Amin Nordin said only two planning approvals were issued in the past six months – one of it was for the stalled The Grand Duta Hyatt hotel project at the junction of Jalan Sultan Ismail and Jalan Ampang, and another project also located in Jalan Ampang.
As for budget hotels, he said only five were approved in the past six months and there would be a cap on it soon.
The mayor elaborated that two DBKL buildings in Jalan Tuanku Abdul Rahman, where the development order was received for a hotel, had been put on hold.
“Since the market is already saturated, we are not going to build a hotel there.
“Instead, we will use both buildings for our own internal use,’’ he said.
Based on data compiled by DBKL, the number of hotel rooms in Kuala Lumpur has exceeded a staggering 56,000.
This includes hotels, service apartments, budget hotels and backpacker hostels.
The mayor said the current number of rooms was adequate to cater to the expected 12 million international tourists expected in the city this year.
“We anticipate a surge in tourist arrival after March, especially from China,’’ he said.
Meanwhile, the Malaysian Association of Hotel (MAH) Kuala Lumpur chapter chairman Shirley Lai, said the freeze on hotel licence by DBKL was timely as it would give time for the market to improve.
“The hotel market is pretty saturated at the moment and with more hotels opening this year, the demand for rooms is going to drop even further. In fact, there has been a drop in occupancy since last year,’’ Lai said.
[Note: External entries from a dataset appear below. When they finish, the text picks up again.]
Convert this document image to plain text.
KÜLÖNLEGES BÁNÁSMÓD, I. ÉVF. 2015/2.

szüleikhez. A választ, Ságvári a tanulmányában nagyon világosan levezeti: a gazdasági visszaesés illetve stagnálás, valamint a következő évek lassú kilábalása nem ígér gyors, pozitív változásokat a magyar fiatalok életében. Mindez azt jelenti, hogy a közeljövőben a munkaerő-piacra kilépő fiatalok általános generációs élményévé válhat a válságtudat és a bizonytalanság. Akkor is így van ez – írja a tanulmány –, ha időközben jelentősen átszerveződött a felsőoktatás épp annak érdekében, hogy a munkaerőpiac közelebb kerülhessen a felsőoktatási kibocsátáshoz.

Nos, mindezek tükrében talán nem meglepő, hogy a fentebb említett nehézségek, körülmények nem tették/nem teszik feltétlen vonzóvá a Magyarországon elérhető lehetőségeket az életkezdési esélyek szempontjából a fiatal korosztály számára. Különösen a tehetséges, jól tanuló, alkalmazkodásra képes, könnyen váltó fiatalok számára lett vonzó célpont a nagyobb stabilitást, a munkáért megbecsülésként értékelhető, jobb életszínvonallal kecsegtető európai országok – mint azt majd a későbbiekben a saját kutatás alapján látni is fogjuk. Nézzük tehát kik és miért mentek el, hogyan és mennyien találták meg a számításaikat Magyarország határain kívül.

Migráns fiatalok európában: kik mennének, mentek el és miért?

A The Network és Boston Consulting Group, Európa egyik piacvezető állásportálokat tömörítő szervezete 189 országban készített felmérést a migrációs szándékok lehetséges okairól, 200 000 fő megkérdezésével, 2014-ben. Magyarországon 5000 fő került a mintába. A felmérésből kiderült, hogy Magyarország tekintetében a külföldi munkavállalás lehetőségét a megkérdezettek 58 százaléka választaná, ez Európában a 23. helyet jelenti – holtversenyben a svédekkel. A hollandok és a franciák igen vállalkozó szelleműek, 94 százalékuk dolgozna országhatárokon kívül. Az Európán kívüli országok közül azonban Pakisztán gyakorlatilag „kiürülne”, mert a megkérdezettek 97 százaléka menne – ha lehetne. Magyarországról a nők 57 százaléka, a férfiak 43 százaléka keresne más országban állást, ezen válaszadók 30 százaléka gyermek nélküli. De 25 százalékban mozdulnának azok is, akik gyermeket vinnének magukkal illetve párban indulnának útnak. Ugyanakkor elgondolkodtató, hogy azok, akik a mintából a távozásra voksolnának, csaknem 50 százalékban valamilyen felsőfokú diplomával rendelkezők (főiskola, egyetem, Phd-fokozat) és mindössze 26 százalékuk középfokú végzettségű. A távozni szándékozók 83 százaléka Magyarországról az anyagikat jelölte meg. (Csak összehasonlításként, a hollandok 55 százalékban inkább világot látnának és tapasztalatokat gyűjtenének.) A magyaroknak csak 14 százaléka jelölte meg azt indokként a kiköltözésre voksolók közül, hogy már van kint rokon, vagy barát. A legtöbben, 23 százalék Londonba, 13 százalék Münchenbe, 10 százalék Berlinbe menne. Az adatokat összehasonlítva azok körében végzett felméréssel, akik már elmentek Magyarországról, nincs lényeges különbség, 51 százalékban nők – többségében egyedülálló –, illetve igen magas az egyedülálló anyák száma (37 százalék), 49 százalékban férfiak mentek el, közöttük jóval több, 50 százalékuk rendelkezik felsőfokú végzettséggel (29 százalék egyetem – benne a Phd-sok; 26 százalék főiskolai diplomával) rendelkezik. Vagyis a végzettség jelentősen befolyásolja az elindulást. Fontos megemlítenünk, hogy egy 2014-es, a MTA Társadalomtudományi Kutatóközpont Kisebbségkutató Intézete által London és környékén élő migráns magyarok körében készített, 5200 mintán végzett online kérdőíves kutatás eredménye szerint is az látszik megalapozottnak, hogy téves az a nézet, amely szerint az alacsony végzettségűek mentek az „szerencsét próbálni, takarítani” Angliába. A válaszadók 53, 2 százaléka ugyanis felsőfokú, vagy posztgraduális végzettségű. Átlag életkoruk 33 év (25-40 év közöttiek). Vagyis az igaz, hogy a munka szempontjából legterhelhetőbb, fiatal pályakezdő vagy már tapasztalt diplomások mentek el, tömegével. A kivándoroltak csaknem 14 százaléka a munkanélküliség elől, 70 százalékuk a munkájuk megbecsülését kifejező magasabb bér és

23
“In Kuala Lumpur alone, there are over 50,000 rooms. Multiply that by 365 days, that is 18.2 million rooms for a year.
“With more hotels coming up this year, that will be an additional 1,000 to 1,500 rooms,’’ she said.
“If things do not improve, this will eventually trigger a price war as hotels will start slashing prices to deal with stiff competition.
“We cannot afford to reduce prices. Operating costs are increasing, salaries need to be paid and with factors such as the weakening currency, this is not healthy at all.
“People say that we offer the cheapest room rate in the South-East Asian region, but it means nothing if we are not seeing an increase in the number of hotel guests,’’ she said.
The move, however, has not gone down well with the Malaysian Budget Hotels Association (MyBHA).
MyBHA is unhappy with the Government’s decision to control the number of licences for budget hotels, saying that it is bad for entrepreneurship.
“That should not be the way to regulate the industry.
“As long as a person fulfils all the requirements needed to obtain a licence to operate a budget hotel, they should be allowed to carry out the business,’’ MyBHA president Leong Pui Kun said.
“They should encourage entrepreneurship, competition and innovation in the market instead of saying there are too many budget hotels in this city,’’ Leong said.
“This kind of regulation is not good for the economy.
“If people cannot make money one way, they should be allowed to do other things as long as they comply with the rules,’’ he said.
DBKL Licence and Petty Traders Management Department director Ibrahim Yusof said regulation was necessary as illegal budget hotels were popping up like mushrooms overnight.
“This is not just happening in the heart of Kuala Lumpur, but also in the outskirts where businesses which are not doing well apply for licences to convert their shoplots into budget hotels,’’ he said.
“The trend now is that businesses which are not getting the rental they want are converting their shoplots into budget hotels because the cost is minimal and maintenance is low.
“It is the easy way out for them,’’ Ibrahim said, adding that even service apartments and condominiums were doing it.
Ibrahim said that of the 939 hotels in Kuala Lumpur, more than 400 were budget hotels, yet only half of that number were legal.